Les engins de voie, aussi, ça avait de la gueule! Avec leurs grues. Et les aiguillages télécommandés pleins de branchements et les fils de deux couleurs qu'on faisait passer sous la planche en panneau de particules qui sentait si fort la colle à bois.
Mais, ce qui me fascinait par dessus tout, c'étaient les décors de ces trains électriques. En France, ils restaient assez basiques. Jouef ou les trucs du genre, mis à part une ou deux gares et une école qui ressemblait à la mienne, avaient du mal à nous faire voyager. En revanche, dès qu'on passait la frontière, qu'on allait en Suisse (ou à un degré moindre à Strasbourg), il y avait Faller. On trouvait ça dans des magasins de jouets à étage, très grands, avec des vendeurs en blouse grise et des stylo-billes dorés dans la poche.

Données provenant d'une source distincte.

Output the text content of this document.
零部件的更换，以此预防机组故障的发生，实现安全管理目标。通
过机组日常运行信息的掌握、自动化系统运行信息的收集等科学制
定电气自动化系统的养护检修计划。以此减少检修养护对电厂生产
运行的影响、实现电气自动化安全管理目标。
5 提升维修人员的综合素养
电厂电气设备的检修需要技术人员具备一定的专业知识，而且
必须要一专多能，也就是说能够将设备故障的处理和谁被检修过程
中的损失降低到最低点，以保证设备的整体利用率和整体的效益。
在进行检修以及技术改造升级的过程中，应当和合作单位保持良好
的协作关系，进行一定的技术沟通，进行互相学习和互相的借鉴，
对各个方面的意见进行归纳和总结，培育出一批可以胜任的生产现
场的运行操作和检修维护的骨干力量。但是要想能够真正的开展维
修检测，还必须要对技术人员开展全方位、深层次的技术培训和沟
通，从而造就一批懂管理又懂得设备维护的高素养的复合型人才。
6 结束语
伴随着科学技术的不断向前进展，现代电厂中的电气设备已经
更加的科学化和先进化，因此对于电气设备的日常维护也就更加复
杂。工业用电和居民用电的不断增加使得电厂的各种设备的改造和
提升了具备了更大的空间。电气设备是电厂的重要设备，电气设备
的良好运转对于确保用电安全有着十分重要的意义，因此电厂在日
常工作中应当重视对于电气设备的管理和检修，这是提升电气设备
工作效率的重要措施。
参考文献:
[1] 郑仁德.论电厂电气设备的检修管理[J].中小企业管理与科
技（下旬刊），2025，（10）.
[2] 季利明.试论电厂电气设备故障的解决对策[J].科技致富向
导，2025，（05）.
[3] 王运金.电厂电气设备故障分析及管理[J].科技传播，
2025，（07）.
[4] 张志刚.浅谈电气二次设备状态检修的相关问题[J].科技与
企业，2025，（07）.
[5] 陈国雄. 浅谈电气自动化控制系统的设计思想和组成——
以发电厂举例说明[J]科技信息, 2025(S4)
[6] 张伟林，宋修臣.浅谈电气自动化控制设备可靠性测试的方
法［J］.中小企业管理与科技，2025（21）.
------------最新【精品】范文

Faller, une marque incroyable! Il étaient capables de recréer "la vraie vie" au 1/87e, échelle HO comme on disait dans l'univers du modèle réduit (à ne pas confondre avec le 1/72e des avions de chasse!). Tout était possible chez eux, même des maisons en construction, les cabanes de chantier, les ruines, les fermes avec des cochons, les serres, des usines, un moulin, une scierie, des campings… Et puis aussi tout le matériel, en véritable plastique, pour imiter la nature, beaucoup de mousse, du flocage vert, de la fausse terre bien marron. 
Évidemment, avec Faller, "la vraie vie" avait un petit côté boche, ce qui vue l'origine de la marque n'était guère étonnant. Une Allemagne assez sixties, avec des station-services qui sentent la prospérité retrouvée et des ouvrages d'art fraîchement reconstruits. 
 

Beaucoup d'entre vous vont se foutre de moi. C'est vrai, c'était un peu kitsch, bien propret. N'empêche, Faller, c'était vraiment le must. Je me souviens des emballages, avec ce bandeau latéral jaune et rouge, un nom que l'on oublie pas, qui reste gravé. Et que d'heures passées à monter les maquettes! Quel travail de patience, il fallait être drôlement minutieux. Tant pis si aujourd'hui on trouve ça un peu ringard, j'avais huit ou neuf ans, on est toujours un peu couillonnet à cet âge-là.
Je vais vous faire une confidence, un peu plus tard, adolescent, quand pour la première fois j'ai aperçu une bouteille de riesling de la célèbre famille alsacienne éponyme, je me suis d'abord demandé s'ils avaient un lien avec les maquettes de train…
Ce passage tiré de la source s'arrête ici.